Sembra quasi accompagnarti nel sonno, quel momento di pausa che tanto apprezzi, ancora di più ora che sei stretto a lui, alla sua pelle tiepida, con il suo naso tra i tuoi capelli. È la sua voce, l’ultima cosa che senti prima di scivolare nel pacato buio, e fermare il tempo dopo una giornata di corsa.
Buonanotte, Bart.

 
Say, yeah!
Let’s be alone together,
We can stay young forever!


 
angolino dell'autrice ||
Heyo!
Watch me sparire per mesi e riapparire dal nulla!!
Sì, ok- nel caso non si fosse capito, gli ultimi due mesi li ho trascorsi a leggere fumetti della DC, e non ho neanche raggiunto ancora un traguardo vero e proprio, heh. Ma ho raggiunto il Young Justice del 2019, e, lasciate che vi dica due cose: uno, Bart è da proteggere nonché uno dei personaggi più particolari e il mio preferito insieme a Damian; due, Conner è infinitamente più shippabile con lui che con Tim. Lasciatemi in pace Tim e Steph, aaaa!!
Che questa breve fic sia ispirata al sedicesimo capitolo di Young Justice è fin troppo ovvio, credo. Ma volevo dirlo, insomma.
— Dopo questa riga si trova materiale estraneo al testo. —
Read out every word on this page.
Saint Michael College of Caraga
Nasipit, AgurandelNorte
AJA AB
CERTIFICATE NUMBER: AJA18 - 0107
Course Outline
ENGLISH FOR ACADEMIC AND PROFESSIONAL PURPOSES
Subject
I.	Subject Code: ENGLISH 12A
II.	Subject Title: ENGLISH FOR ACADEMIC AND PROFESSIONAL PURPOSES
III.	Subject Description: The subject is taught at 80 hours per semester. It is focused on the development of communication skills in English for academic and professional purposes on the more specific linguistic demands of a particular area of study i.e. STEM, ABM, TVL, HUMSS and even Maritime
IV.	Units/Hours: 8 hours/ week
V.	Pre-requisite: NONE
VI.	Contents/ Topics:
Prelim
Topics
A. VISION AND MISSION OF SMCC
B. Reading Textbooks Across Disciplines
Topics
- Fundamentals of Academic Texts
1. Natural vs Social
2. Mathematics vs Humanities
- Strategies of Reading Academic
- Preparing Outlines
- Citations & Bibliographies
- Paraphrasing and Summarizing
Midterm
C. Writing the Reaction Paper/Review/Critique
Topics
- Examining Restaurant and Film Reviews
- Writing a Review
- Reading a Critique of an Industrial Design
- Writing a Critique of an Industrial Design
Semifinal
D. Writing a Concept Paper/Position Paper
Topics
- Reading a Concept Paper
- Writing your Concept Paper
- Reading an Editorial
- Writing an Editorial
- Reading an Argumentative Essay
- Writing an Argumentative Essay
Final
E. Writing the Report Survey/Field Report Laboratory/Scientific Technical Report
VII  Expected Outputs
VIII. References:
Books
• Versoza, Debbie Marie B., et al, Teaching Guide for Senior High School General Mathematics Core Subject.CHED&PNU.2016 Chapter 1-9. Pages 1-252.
E la canzone è Alone Together, dei Fall Out Boy, che manco a dirlo trovo li rappresenti meglio che benissimo.
Chiudo qui? Chiudo qui, lasciandovi come ultimo messaggio che dobbiamo salvare Damian aiuto abbiamo bisogno di Dick @DC sbrigati a finire l'arco della The Joker War e ridacci il suo fratellone spero di pubblicare presto qualcos'altro qui in giro!